The City has strenuously focused its efforts on securing the welfare of those most seriously affected by the Covid-19 crisis.
The City’s indigent-support system is proving to be far-sighted and robust enough to deal with a large part of the need at this time. The fact that 40% of the population get free services at a cost of R3 billion per annum is hardly “cosmetic”.
And the “tweaking” that permits those who have lost their income to immediately apply to have their property rates reduced to zero is hardly “cosmetic”.

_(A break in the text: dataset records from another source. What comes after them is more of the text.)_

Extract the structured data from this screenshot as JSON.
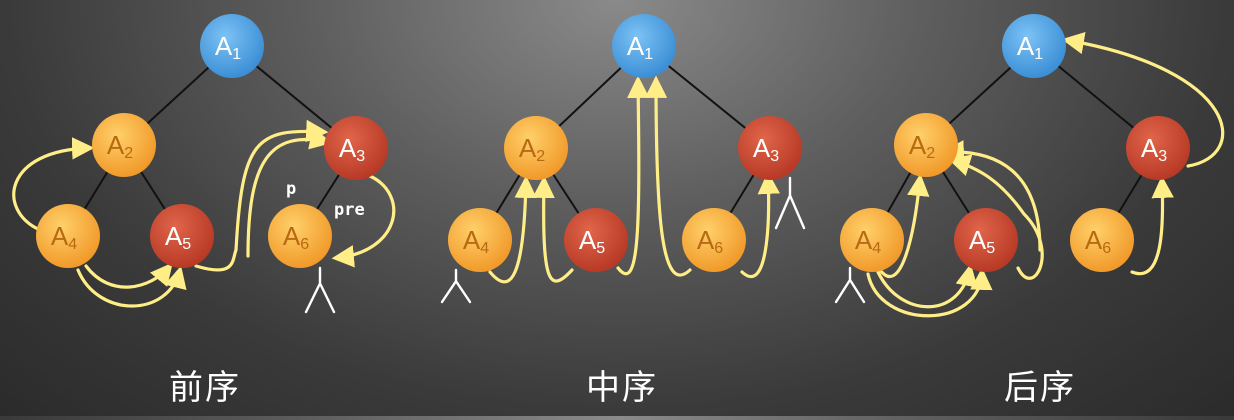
{
  "colors": {
    "root": "#4a9fe0",
    "orange": "#f5a93b",
    "red": "#c7462f",
    "edge": "#111111",
    "arrow": "#ffee88",
    "leaf": "#ffffff"
  },
  "panels": [
    {
      "caption": "前序",
      "labels": [
        {
          "name": "p",
          "text": "p"
        },
        {
          "name": "pre",
          "text": "pre"
        }
      ],
      "nodes": [
        {
          "id": "A1",
          "base": "A",
          "sub": "1",
          "color": "root"
        },
        {
          "id": "A2",
          "base": "A",
          "sub": "2",
          "color": "orange"
        },
        {
          "id": "A3",
          "base": "A",
          "sub": "3",
          "color": "red"
        },
        {
          "id": "A4",
          "base": "A",
          "sub": "4",
          "color": "orange"
        },
        {
          "id": "A5",
          "base": "A",
          "sub": "5",
          "color": "red"
        },
        {
          "id": "A6",
          "base": "A",
          "sub": "6",
          "color": "orange"
        }
      ]
    },
    {
      "caption": "中序",
      "nodes": [
        {
          "id": "A1",
          "base": "A",
          "sub": "1",
          "color": "root"
        },
        {
          "id": "A2",
          "base": "A",
          "sub": "2",
          "color": "orange"
        },
        {
          "id": "A3",
          "base": "A",
          "sub": "3",
          "color": "red"
        },
        {
          "id": "A4",
          "base": "A",
          "sub": "4",
          "color": "orange"
        },
        {
          "id": "A5",
          "base": "A",
          "sub": "5",
          "color": "red"
        },
        {
          "id": "A6",
          "base": "A",
          "sub": "6",
          "color": "orange"
        }
      ]
    },
    {
      "caption": "后序",
      "nodes": [
        {
          "id": "A1",
          "base": "A",
          "sub": "1",
          "color": "root"
        },
        {
          "id": "A2",
          "base": "A",
          "sub": "2",
          "color": "orange"
        },
        {
          "id": "A3",
          "base": "A",
          "sub": "3",
          "color": "red"
        },
        {
          "id": "A4",
          "base": "A",
          "sub": "4",
          "color": "orange"
        },
        {
          "id": "A5",
          "base": "A",
          "sub": "5",
          "color": "red"
        },
        {
          "id": "A6",
          "base": "A",
          "sub": "6",
          "color": "orange"
        }
      ]
    }
  ]
}
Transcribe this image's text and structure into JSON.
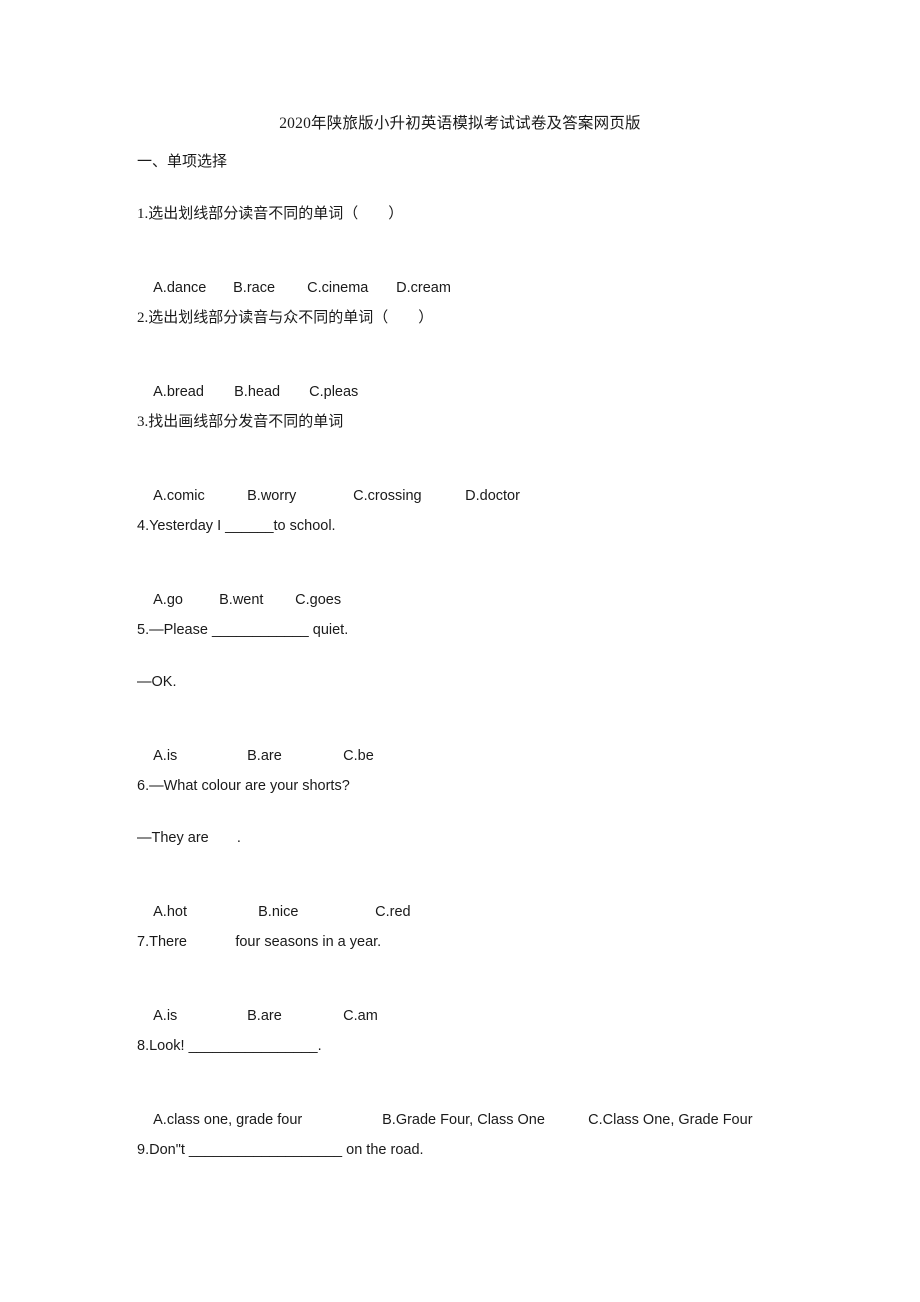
{
  "document": {
    "title": "2020年陕旅版小升初英语模拟考试试卷及答案网页版",
    "section_heading": "一、单项选择",
    "background_color": "#ffffff",
    "text_color": "#1a1a1a"
  },
  "questions": [
    {
      "number": "1",
      "stem": "1.选出划线部分读音不同的单词（        ）",
      "options": [
        {
          "label": "A.dance"
        },
        {
          "label": "B.race"
        },
        {
          "label": "C.cinema"
        },
        {
          "label": "D.cream"
        }
      ]
    },
    {
      "number": "2",
      "stem": "2.选出划线部分读音与众不同的单词（        ）",
      "options": [
        {
          "label": "A.bread"
        },
        {
          "label": "B.head"
        },
        {
          "label": "C.pleas"
        }
      ]
    },
    {
      "number": "3",
      "stem": "3.找出画线部分发音不同的单词",
      "options": [
        {
          "label": "A.comic"
        },
        {
          "label": "B.worry"
        },
        {
          "label": "C.crossing"
        },
        {
          "label": "D.doctor"
        }
      ]
    },
    {
      "number": "4",
      "stem": "4.Yesterday I ______to school.",
      "options": [
        {
          "label": "A.go"
        },
        {
          "label": "B.went"
        },
        {
          "label": "C.goes"
        }
      ]
    },
    {
      "number": "5",
      "stem": "5.—Please ____________ quiet.",
      "stem_line2": "—OK.",
      "options": [
        {
          "label": "A.is"
        },
        {
          "label": "B.are"
        },
        {
          "label": "C.be"
        }
      ]
    },
    {
      "number": "6",
      "stem": "6.—What colour are your shorts?",
      "stem_line2": "—They are       .",
      "options": [
        {
          "label": "A.hot"
        },
        {
          "label": "B.nice"
        },
        {
          "label": "C.red"
        }
      ]
    },
    {
      "number": "7",
      "stem": "7.There            four seasons in a year.",
      "options": [
        {
          "label": "A.is"
        },
        {
          "label": "B.are"
        },
        {
          "label": "C.am"
        }
      ]
    },
    {
      "number": "8",
      "stem": "8.Look! ________________.",
      "options": [
        {
          "label": "A.class one, grade four"
        },
        {
          "label": "B.Grade Four, Class One"
        },
        {
          "label": "C.Class One, Grade Four"
        }
      ]
    },
    {
      "number": "9",
      "stem": "9.Don\"t ___________________ on the road."
    }
  ]
}
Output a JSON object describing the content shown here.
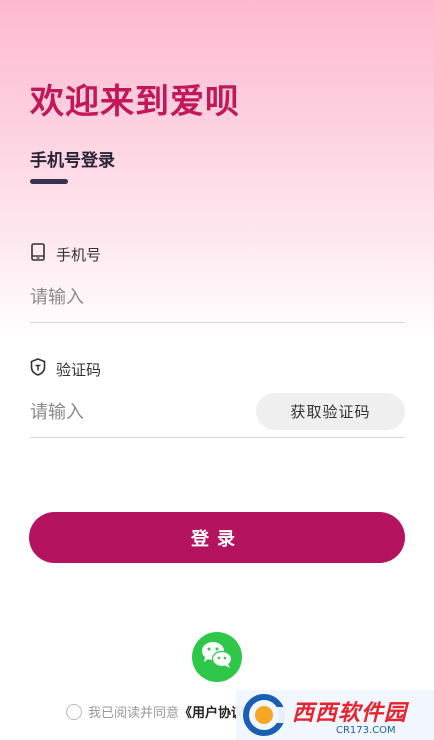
{
  "header": {
    "welcome_title": "欢迎来到爱呗",
    "login_tab": "手机号登录"
  },
  "phone_field": {
    "label": "手机号",
    "placeholder": "请输入",
    "icon": "phone-icon"
  },
  "code_field": {
    "label": "验证码",
    "placeholder": "请输入",
    "icon": "shield-icon",
    "get_code_label": "获取验证码"
  },
  "login_button": {
    "label": "登录"
  },
  "wechat": {
    "icon": "wechat-icon"
  },
  "agreement": {
    "text": "我已阅读并同意",
    "link": "《用户协议》"
  },
  "watermark": {
    "main": "西西软件园",
    "sub": "CR173.COM"
  },
  "colors": {
    "brand": "#c2185b",
    "button": "#b3135f",
    "wechat": "#2ec74a"
  }
}
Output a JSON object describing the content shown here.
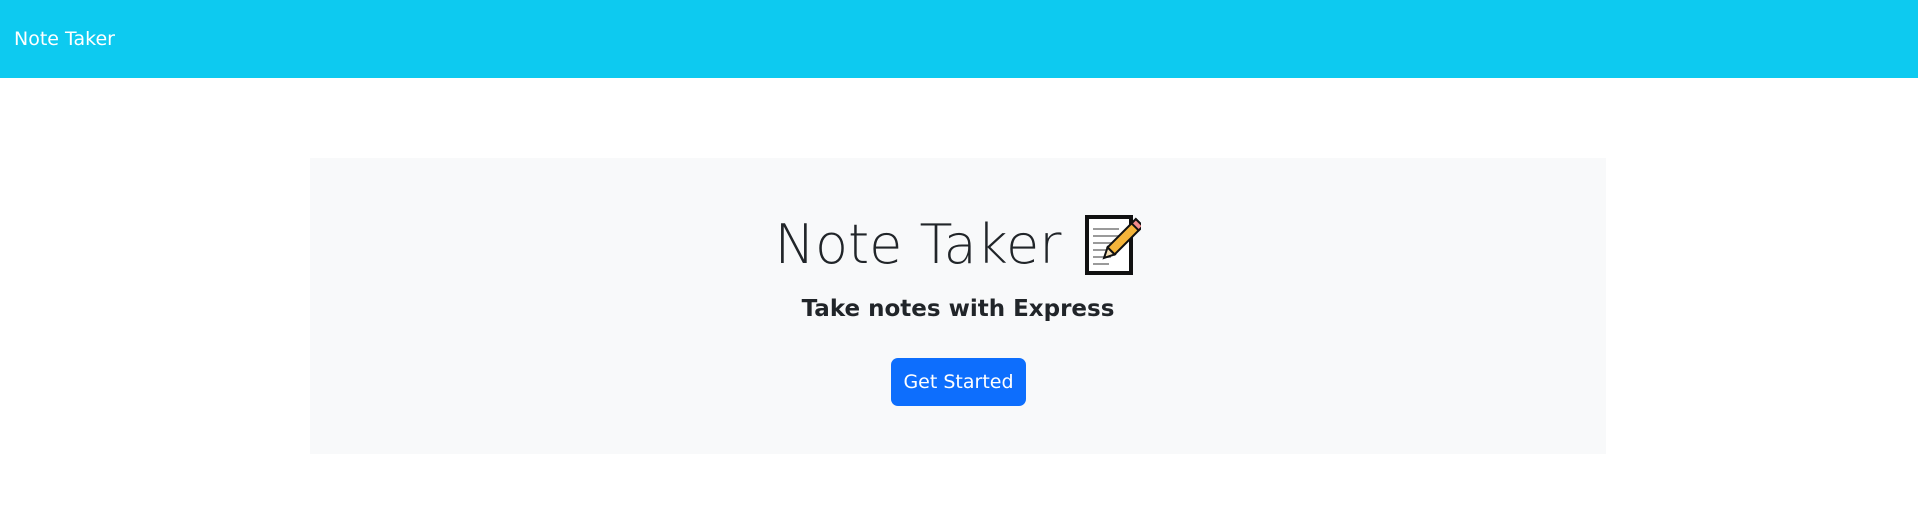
{
  "navbar": {
    "brand": "Note Taker",
    "background_color": "#0dcaf0"
  },
  "hero": {
    "title": "Note Taker",
    "icon": "memo-icon",
    "subtitle": "Take notes with Express",
    "button_label": "Get Started",
    "button_color": "#0d6efd",
    "background_color": "#f8f9fa"
  }
}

The national agencies that are constitutionally responsible for feeding people and looking after the homeless are failing. Although it is not a local government function, the City is stepping in to provide food to starving residents and to provide temporary shelter for homeless people under trying circumstances and in the face of opportunistic opponents. The City has also engaged many economic sectors to facilitate a return to business as soon as that becomes possible.
Owners of guesthouses and bed and breakfasts who have lost their business are being assisted to reclassify their properties to residential so that their rates may be halved.
Concurrently, we have to ensure we retain the resources required to continue basic services. We have not yet seen the peak of this crisis, and our resources will have to carry us through many more months.
The health response alone will require an enormous effort and cost, from us all. Water, sanitation, nursing, cleansing and refuse, transport, electricity, fire services and law enforcement must all keep working.
It is the uninformed critics, not the City, who are crying for cake to be served at this time, when we all have to stick to metaphorical bread and water.
We are determined to husband the City’s resources to get through this crisis without passing the cost on to our residents through future massive, unaffordable rates and tariff charges.
Continuing to deliver basic services without financial failure and the continued high accountability that we are known for is the kindest thing we can do for our residents.